DECEMBER 13, 1999:  It's a strange thing, this column-writing business. In the beginning, I was relieved and somewhat startled that I could crank out a column every week. It's hardly "old hat" now. I still look to St. Claire of Assissi, the patron saint of television, for guidance from time to time, but it's not something I'd call an incredible feat, like climbing Mt. Everest or not eating a chocolate cake.Most of the time, I'm content with how "TV Eye" reaches the newsstand week after week. Other times, I cringe. An underdeveloped idea, a fizzled-out argument, or just plain flabby writing are constant gremlins. When the gremlins win, I toss the column over to the "there's always next time" part of my brain. Coincidentally, this is the same part of my brain where I sustain the fantasy that a not-so-hot column will simply not be read by anybody. Ever. It's a survival mechanism, or at least it used to be, until I started to meet some of my readers, in person.

For some reason, faces and names have recently been attached to a once-faceless lot. While it's always a pleasant encounter, it's also strange. The readers of this column are an eclectic bunch. Students young enough to be my children, adults old enough to be my parents. There's one UT professor that I know of, former and current co-workers, former classmates, and, of course, my friends. I have one friend whose husband reads the column to her as they drive on I-35 from work in Austin to home in Round Rock. Another reads it online in Berkeley. Although the readers I've met are as varied as a box of buttons, one thing is common: My reaction to them when they tell me they read my column every week.

"You do?" I'm not sure why I'm surprised, but I am. Probably because I realize there are plenty of other things a reader could do to amuse himself -- like watch television. That, and I know what it's like too look for a byline or page past the serious news to a favorite columnist. If that's the kind of response I create in a reader, then I am truly flattered.

There are those of you I haven't met but have bantered with via e-mail. The column I wrote about David E. Kelley ("Grow Up, David," November 19) was the latest to draw a vociferous response, interestingly, all from men. Not all were in defense of Kelley, and in fact, one good reader suggested that "if you are smart enough to realize the problems on TV, then you aren't one of the 90% of dumb-ass Americans that the shows are targeted for. Take it as a compliment." I did.

There are several TV-philes I'd like to meet. I'm told of one person, a professor at UT who is probably a bigger Buffy, the Vampire Slayer fan than I am. He teaches English literature and never misses the opportunity to bring a Buffy reference to class. Sounds like my kind of guy. (I wonder if he's heard about the new Buffy font, patterned after the blood scrawl used for the show's titles.

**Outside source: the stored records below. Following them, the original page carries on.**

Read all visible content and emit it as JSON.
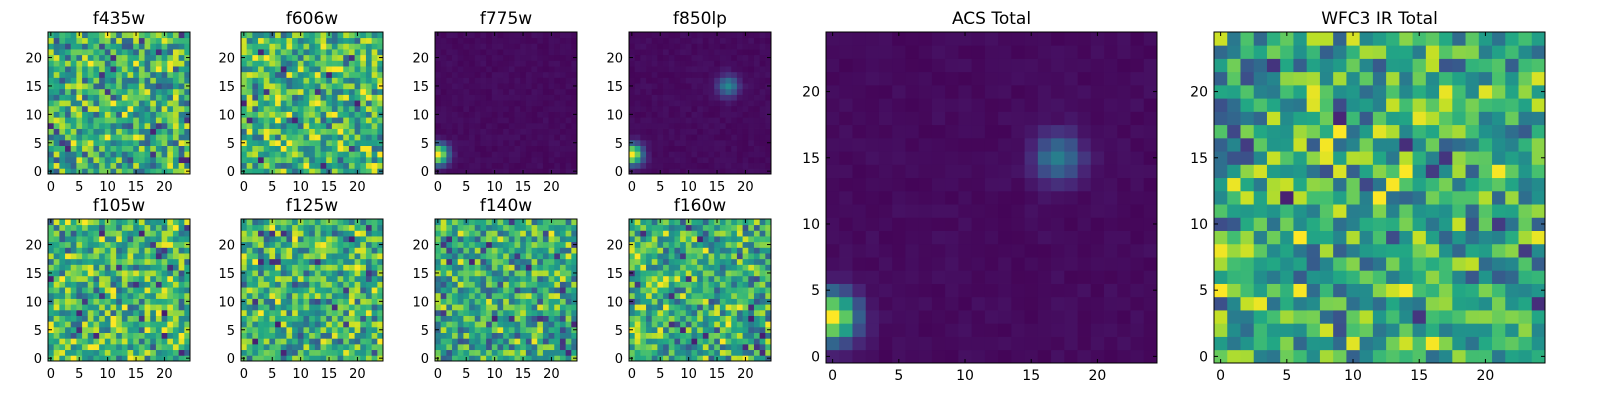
{
  "chart_data": [
    {
      "type": "heatmap",
      "title": "f435w",
      "grid": false,
      "xlim": [
        -0.5,
        24.5
      ],
      "ylim": [
        -0.5,
        24.5
      ],
      "x_ticks": [
        "0",
        "5",
        "10",
        "15",
        "20"
      ],
      "y_ticks": [
        "0",
        "5",
        "10",
        "15",
        "20"
      ],
      "colormap": "viridis",
      "pattern": "noise",
      "mean_level": 0.62
    },
    {
      "type": "heatmap",
      "title": "f606w",
      "grid": false,
      "xlim": [
        -0.5,
        24.5
      ],
      "ylim": [
        -0.5,
        24.5
      ],
      "x_ticks": [
        "0",
        "5",
        "10",
        "15",
        "20"
      ],
      "y_ticks": [
        "0",
        "5",
        "10",
        "15",
        "20"
      ],
      "colormap": "viridis",
      "pattern": "noise",
      "mean_level": 0.68
    },
    {
      "type": "heatmap",
      "title": "f775w",
      "grid": false,
      "xlim": [
        -0.5,
        24.5
      ],
      "ylim": [
        -0.5,
        24.5
      ],
      "x_ticks": [
        "0",
        "5",
        "10",
        "15",
        "20"
      ],
      "y_ticks": [
        "0",
        "5",
        "10",
        "15",
        "20"
      ],
      "colormap": "viridis",
      "pattern": "source",
      "sources": [
        {
          "x": 0,
          "y": 3,
          "peak": 1.0
        }
      ]
    },
    {
      "type": "heatmap",
      "title": "f850lp",
      "grid": false,
      "xlim": [
        -0.5,
        24.5
      ],
      "ylim": [
        -0.5,
        24.5
      ],
      "x_ticks": [
        "0",
        "5",
        "10",
        "15",
        "20"
      ],
      "y_ticks": [
        "0",
        "5",
        "10",
        "15",
        "20"
      ],
      "colormap": "viridis",
      "pattern": "source",
      "sources": [
        {
          "x": 0,
          "y": 3,
          "peak": 1.0
        },
        {
          "x": 17,
          "y": 15,
          "peak": 0.45
        }
      ]
    },
    {
      "type": "heatmap",
      "title": "ACS Total",
      "grid": false,
      "xlim": [
        -0.5,
        24.5
      ],
      "ylim": [
        -0.5,
        24.5
      ],
      "x_ticks": [
        "0",
        "5",
        "10",
        "15",
        "20"
      ],
      "y_ticks": [
        "0",
        "5",
        "10",
        "15",
        "20"
      ],
      "colormap": "viridis",
      "pattern": "source",
      "sources": [
        {
          "x": 0,
          "y": 3,
          "peak": 1.0
        },
        {
          "x": 17,
          "y": 15,
          "peak": 0.4
        }
      ]
    },
    {
      "type": "heatmap",
      "title": "WFC3 IR Total",
      "grid": false,
      "xlim": [
        -0.5,
        24.5
      ],
      "ylim": [
        -0.5,
        24.5
      ],
      "x_ticks": [
        "0",
        "5",
        "10",
        "15",
        "20"
      ],
      "y_ticks": [
        "0",
        "5",
        "10",
        "15",
        "20"
      ],
      "colormap": "viridis",
      "pattern": "noise",
      "mean_level": 0.62
    },
    {
      "type": "heatmap",
      "title": "f105w",
      "grid": false,
      "xlim": [
        -0.5,
        24.5
      ],
      "ylim": [
        -0.5,
        24.5
      ],
      "x_ticks": [
        "0",
        "5",
        "10",
        "15",
        "20"
      ],
      "y_ticks": [
        "0",
        "5",
        "10",
        "15",
        "20"
      ],
      "colormap": "viridis",
      "pattern": "noise",
      "mean_level": 0.66
    },
    {
      "type": "heatmap",
      "title": "f125w",
      "grid": false,
      "xlim": [
        -0.5,
        24.5
      ],
      "ylim": [
        -0.5,
        24.5
      ],
      "x_ticks": [
        "0",
        "5",
        "10",
        "15",
        "20"
      ],
      "y_ticks": [
        "0",
        "5",
        "10",
        "15",
        "20"
      ],
      "colormap": "viridis",
      "pattern": "noise",
      "mean_level": 0.64
    },
    {
      "type": "heatmap",
      "title": "f140w",
      "grid": false,
      "xlim": [
        -0.5,
        24.5
      ],
      "ylim": [
        -0.5,
        24.5
      ],
      "x_ticks": [
        "0",
        "5",
        "10",
        "15",
        "20"
      ],
      "y_ticks": [
        "0",
        "5",
        "10",
        "15",
        "20"
      ],
      "colormap": "viridis",
      "pattern": "noise",
      "mean_level": 0.6
    },
    {
      "type": "heatmap",
      "title": "f160w",
      "grid": false,
      "xlim": [
        -0.5,
        24.5
      ],
      "ylim": [
        -0.5,
        24.5
      ],
      "x_ticks": [
        "0",
        "5",
        "10",
        "15",
        "20"
      ],
      "y_ticks": [
        "0",
        "5",
        "10",
        "15",
        "20"
      ],
      "colormap": "viridis",
      "pattern": "noise",
      "mean_level": 0.63
    }
  ]
}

Might jazz up those dull syllabi. It's downloadable at http://www.fontface.com).

Several readers have e-mailed to comment on my lack of attention to programming on PBS, the local news, and daytime soap operas. Another wants to know why I don't talk about Nash Bridges. One particularly cozy fan, known to readers of this column as Papi Chulo, occasionally harangues me for the lack of column space spent on televised sports. I can promise some much-needed attention to PBS and the local news. As for the rest: You never know. As always, stay tuned, and thanks for reading.

Strange Timing

Although the NAACP is still talking up its boycott of the four major television networks during February sweeps, the African-American organization announced nominations for its 1999 Image Awards. The awards are given to film and television professionals whose work has provided positive images of African-Americans.

The timing of the Image Awards ceremony couldn't be stranger. The awards show is slated for taping on February 11-12 and would ordinarily air soon thereafter. However, when NAACP President Kweisi Mfume was asked by the Hollywood Reporter about the possibility of the boycott being launched the same month the show airs on Fox, Mfume replied, "All things are possible. Probabilities are something altogether different. And the probability right now is that we are making what we believe to be slow but steady progress on this issue."

Coming Soon: Iron Chef?

When I first heard about the cooking show that pits world-class chefs in culinary battles, I couldn't quite put it together. Indeed, Iron Chef, the Japanese cult favorite now airing on the Food Network, is a wonderful feast to behold. It's amazing what the chefs can whip up with a theme ingredient that can be anything from yogurt to ostrich. Now, the one-of-a-kind show may be moving to the big screen. Neal Moritz (Blue Streak) has optioned the show for a Sony feature film. An opportunity for the snappy-dressing host, Chairman Kaga, to be introduced to a larger audience? Keep your chopsticks crossed.